There is no evidence to indicate the first fundamentalists were anti-intellectual. They opposed the speculative theology of the modernists, but this was due to a commitment to truth, not a rejection of modernity. It was also the grounds for the charge that they were anti-intellectuals. These men were readers of the great theologians of the past and were deeply influenced by the Princeton Theology (the Princeton Theological Seminary was a conservative Presbyterian center of learning, and someone who describes these men as anti-intellectual betrays only that he has not read their works). Yet this criticism did not move them to abandon Biblical Christianity, they simply bore the criticism as the reproach of Christ.
The world still comes after believers with character assassination and Ad Hominem attacks. This is the central strategy of many New Atheists; don’t be swayed by this. This strategy will grow. Focus, however, not on the slander but on building a case. We should not love the praise of men too much.
- Fundamentalist views of separation were rooted in the Unity of the faith.
One of the words that is used in discussions of Fundamentalism is separation, but this term is often misunderstood, particularly by many later Fundamentalists who separated over the wrong issues. Separatism was always rooted in unity with Christ. This seems paradoxical, but think of it in terms of a marriage. A husband and wife are united with each other but this unity entails separating from all others.
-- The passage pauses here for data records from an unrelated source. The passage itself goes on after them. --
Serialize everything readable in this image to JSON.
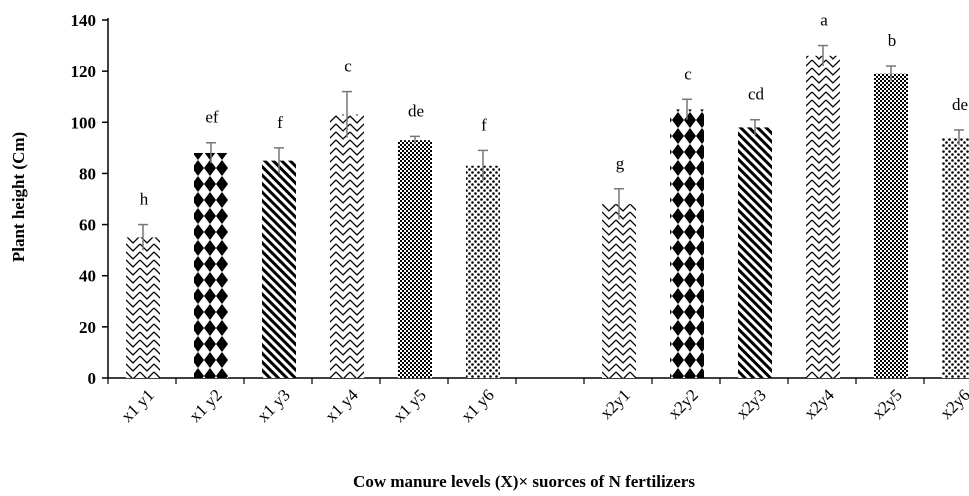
{
  "chart_data": {
    "type": "bar",
    "xlabel": "Cow manure levels (X)× suorces of N fertilizers",
    "ylabel": "Plant height (Cm)",
    "ylim": [
      0,
      140
    ],
    "yticks": [
      0,
      20,
      40,
      60,
      80,
      100,
      120,
      140
    ],
    "grid": false,
    "legend": "none",
    "groups": [
      {
        "bars": [
          {
            "category": "x1 y1",
            "value": 55,
            "error": 5,
            "letter": "h",
            "pattern": "zigzag"
          },
          {
            "category": "x1 y2",
            "value": 88,
            "error": 4,
            "letter": "ef",
            "pattern": "diamond"
          },
          {
            "category": "x1 y3",
            "value": 85,
            "error": 5,
            "letter": "f",
            "pattern": "diagonal"
          },
          {
            "category": "x1 y4",
            "value": 103,
            "error": 9,
            "letter": "c",
            "pattern": "zigzag"
          },
          {
            "category": "x1 y5",
            "value": 93,
            "error": 1.5,
            "letter": "de",
            "pattern": "checker"
          },
          {
            "category": "x1 y6",
            "value": 83,
            "error": 6,
            "letter": "f",
            "pattern": "dots"
          }
        ]
      },
      {
        "bars": [
          {
            "category": "x2y1",
            "value": 68,
            "error": 6,
            "letter": "g",
            "pattern": "zigzag"
          },
          {
            "category": "x2y2",
            "value": 105,
            "error": 4,
            "letter": "c",
            "pattern": "diamond"
          },
          {
            "category": "x2y3",
            "value": 98,
            "error": 3,
            "letter": "cd",
            "pattern": "diagonal"
          },
          {
            "category": "x2y4",
            "value": 126,
            "error": 4,
            "letter": "a",
            "pattern": "zigzag"
          },
          {
            "category": "x2y5",
            "value": 119,
            "error": 3,
            "letter": "b",
            "pattern": "checker"
          },
          {
            "category": "x2y6",
            "value": 94,
            "error": 3,
            "letter": "de",
            "pattern": "dots"
          }
        ]
      }
    ]
  }
}
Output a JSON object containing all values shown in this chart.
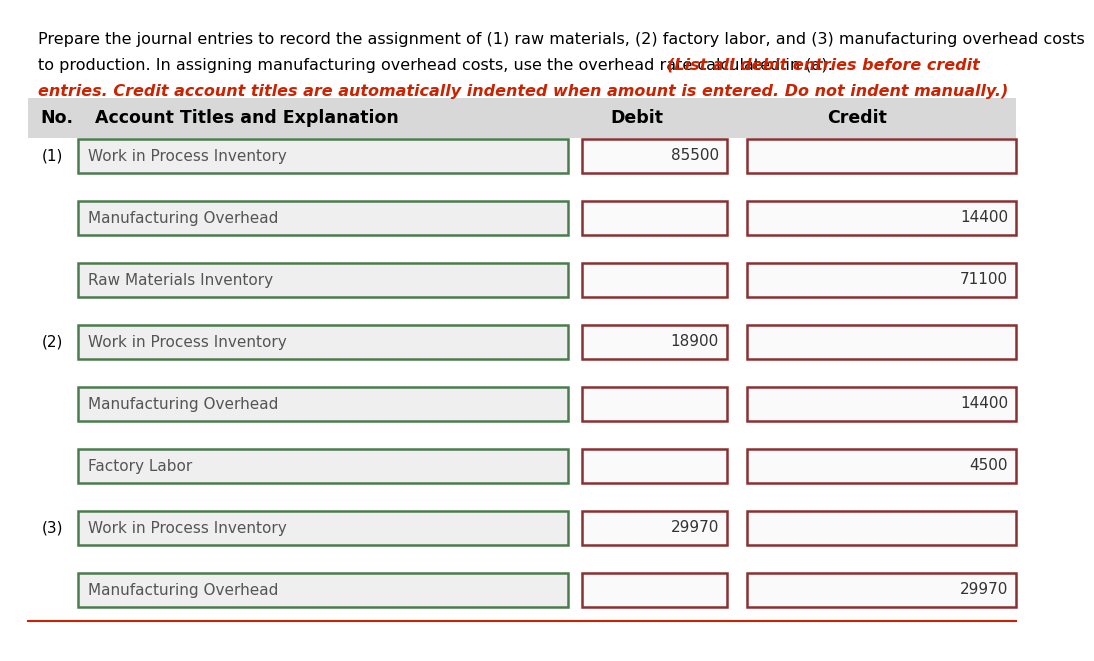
{
  "line1": "Prepare the journal entries to record the assignment of (1) raw materials, (2) factory labor, and (3) manufacturing overhead costs",
  "line2_black": "to production. In assigning manufacturing overhead costs, use the overhead rate calculated in (a). ",
  "line2_red": "(List all debit entries before credit",
  "line3_red": "entries. Credit account titles are automatically indented when amount is entered. Do not indent manually.)",
  "header_bg": "#d8d8d8",
  "header_col1": "No.",
  "header_col2": "Account Titles and Explanation",
  "header_col3": "Debit",
  "header_col4": "Credit",
  "bg_color": "#ffffff",
  "acct_box_color": "#4a7c4e",
  "val_box_color": "#8b3030",
  "rows": [
    {
      "no": "(1)",
      "account": "Work in Process Inventory",
      "debit": "85500",
      "credit": ""
    },
    {
      "no": "",
      "account": "Manufacturing Overhead",
      "debit": "",
      "credit": "14400"
    },
    {
      "no": "",
      "account": "Raw Materials Inventory",
      "debit": "",
      "credit": "71100"
    },
    {
      "no": "(2)",
      "account": "Work in Process Inventory",
      "debit": "18900",
      "credit": ""
    },
    {
      "no": "",
      "account": "Manufacturing Overhead",
      "debit": "",
      "credit": "14400"
    },
    {
      "no": "",
      "account": "Factory Labor",
      "debit": "",
      "credit": "4500"
    },
    {
      "no": "(3)",
      "account": "Work in Process Inventory",
      "debit": "29970",
      "credit": ""
    },
    {
      "no": "",
      "account": "Manufacturing Overhead",
      "debit": "",
      "credit": "29970"
    }
  ],
  "title_fontsize": 11.5,
  "header_fontsize": 12.5,
  "row_fontsize": 11.0
}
2 John 10 and 11 warn of welcoming those who do not bring the doctrine of Christ, that is John is arguing they are to be excluded from the Church. If later Fundamentalists fought over everything as Christians, the opposite extreme is not necessarily desireable either. I believe modern Evangelicals should adopt a creedal statement (similar to the early Fundamentalist acceptance of the Five Fundamentals[2]) as a defining point of the new fundamentalism. The Bob Jones University Creed is a useful starting point in developing such a creedal statement.[3]
- Ultimately, this is a battle for the Bible.
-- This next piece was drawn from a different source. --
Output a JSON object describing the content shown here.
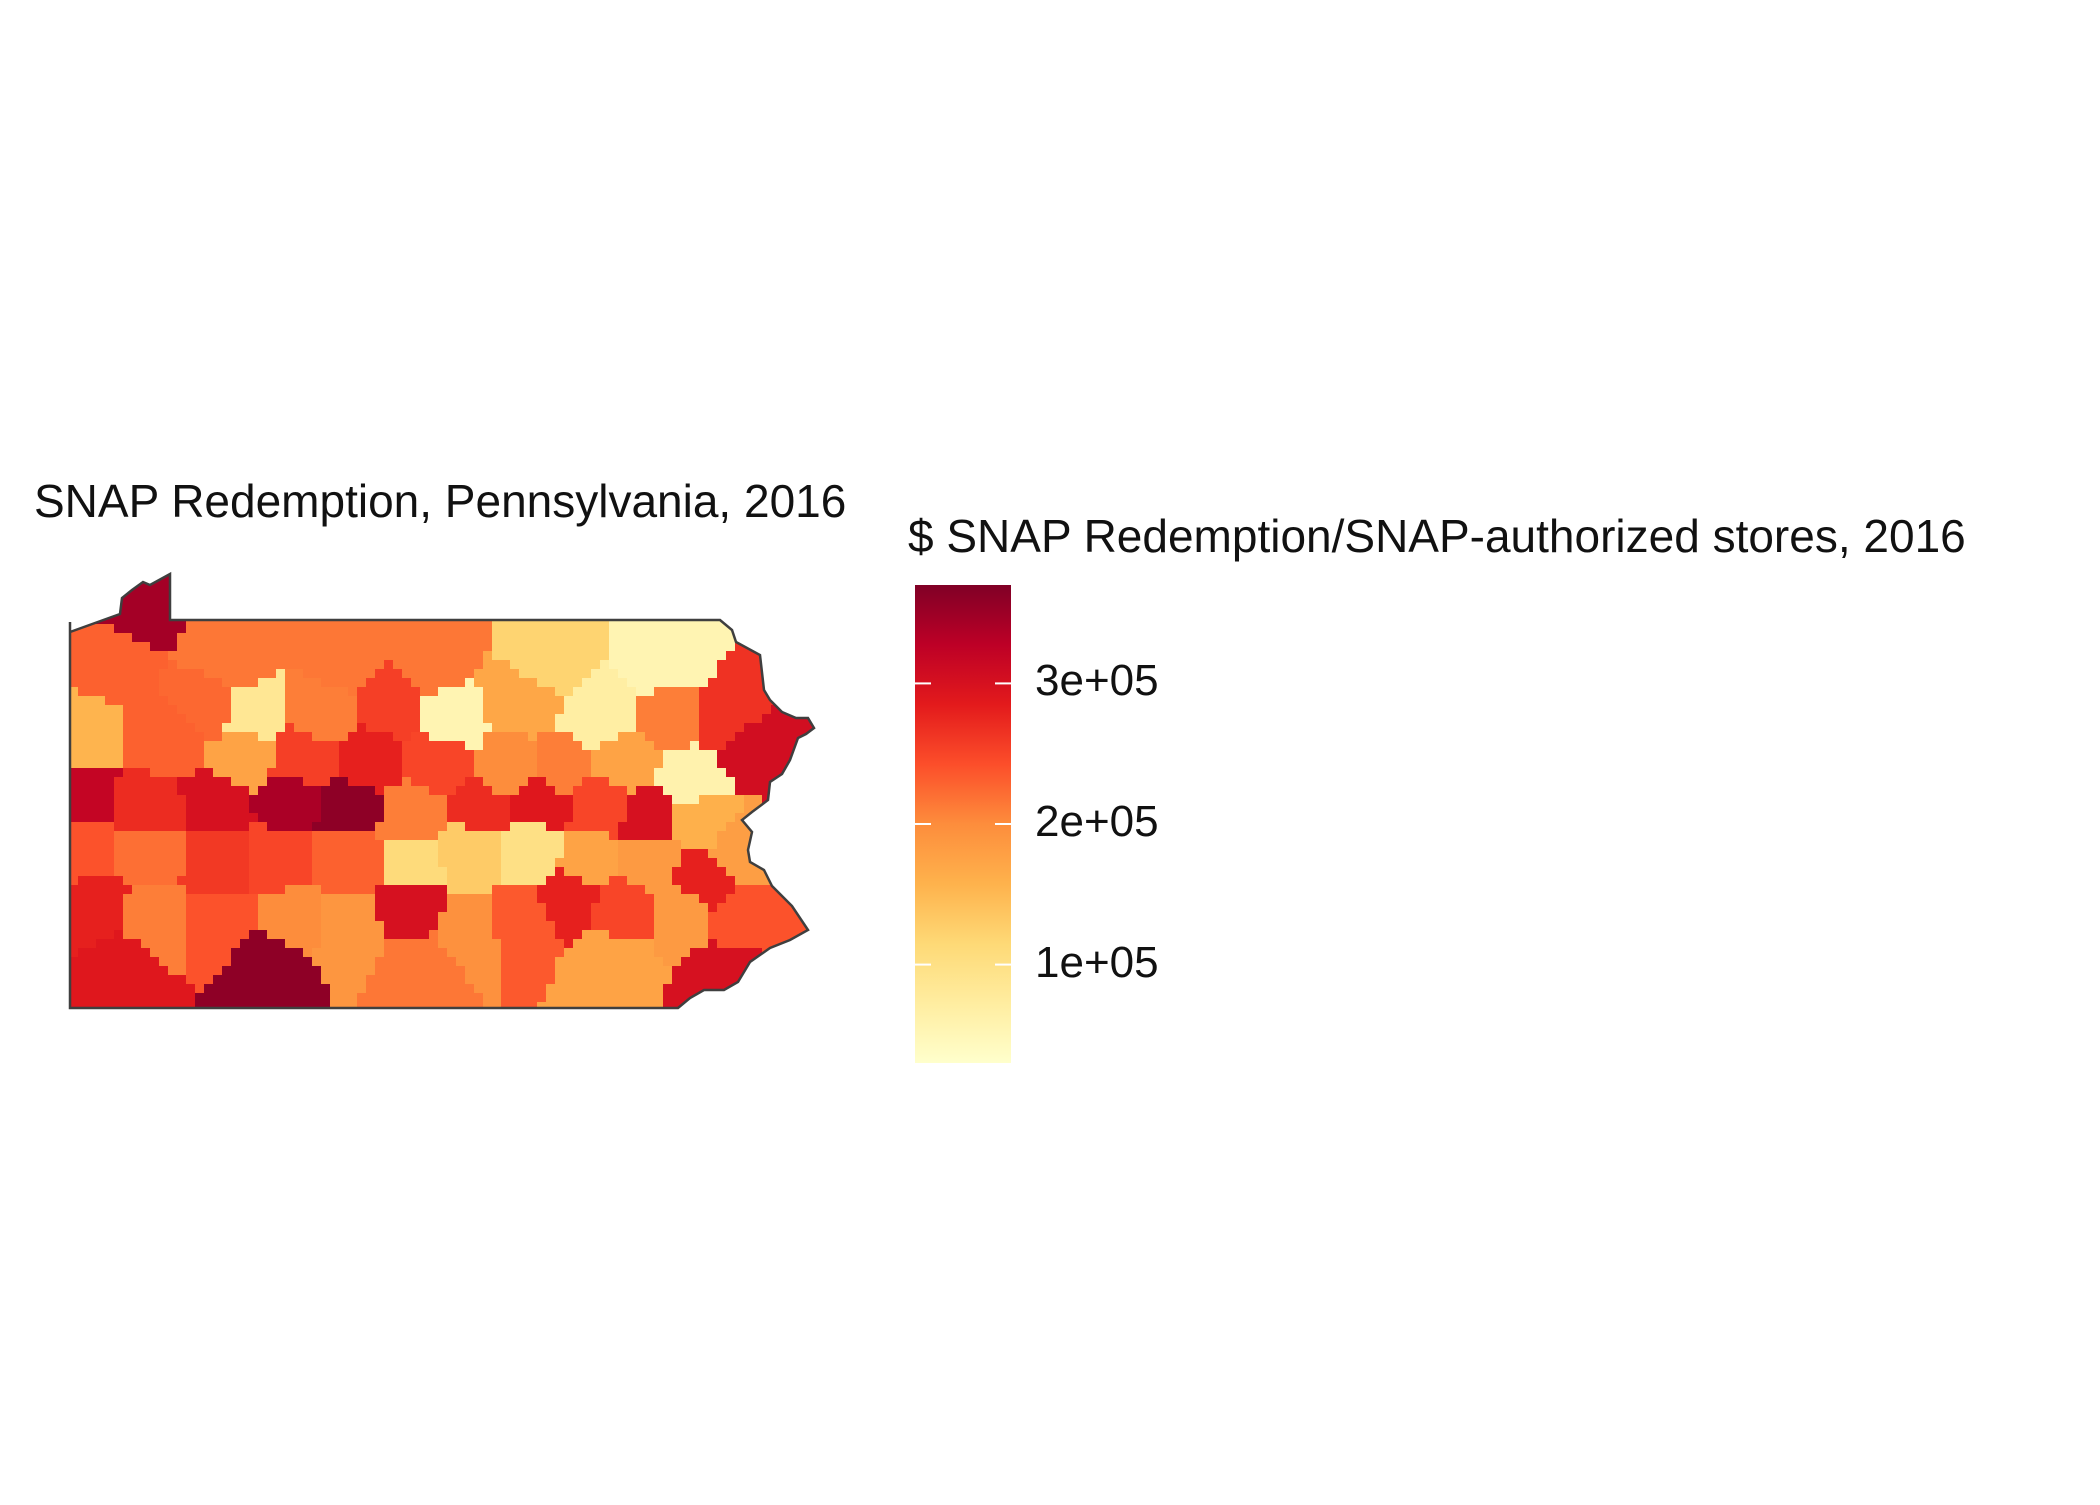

The enemies are using variations of the old historical critical views of the Bible. We need Christian apologists ready to defend the faith on the grounds of the infallibility of the Bible, its final authority in faith and practice. We need to be ready to answer the questions raised by historical criticism of the New Testament. Older writers have already well plowed this field, and it is wise to acquaint ourselves with their work.
[1] I will later discuss the emerging church in greater detail. For our purposes here, however, the Emerging Church is defined as those who maintain outward professions of being Evangelicals but deny core historic doctrines in favor of post-modern interpretations of the Bible.
[2] The five fundamentals are,
- The inspiration and inerrancy of Scripture
- The deity of Jesus Christ
- The virgin birth of Christ
- The substitutionary, atoning work of Christ on the cross
- The physical resurrection and the personal bodily return of Christ to the earth.
[3] The BJU Creed reads, “I believe in the inspiration of the Bible (both the Old and the New Testaments); the creation of man by the direct act of God; the incarnation and virgin birth of our Lord and Saviour, Jesus Christ; His identification as the Son of God; His vicarious atonement for the sins of mankind by the shedding of His blood on the cross; the resurrection of His body from the tomb; His power to save men from sin; the new birth through the regeneration by the Holy Spirit; and the gift of eternal life by the grace of God.” (copied from the BJU website). I suggest this is a starting point because we need an explicit statement of infallibility (or perhaps even better inerrancy) and an explicit statement that man is justified by grace through faith in Christ.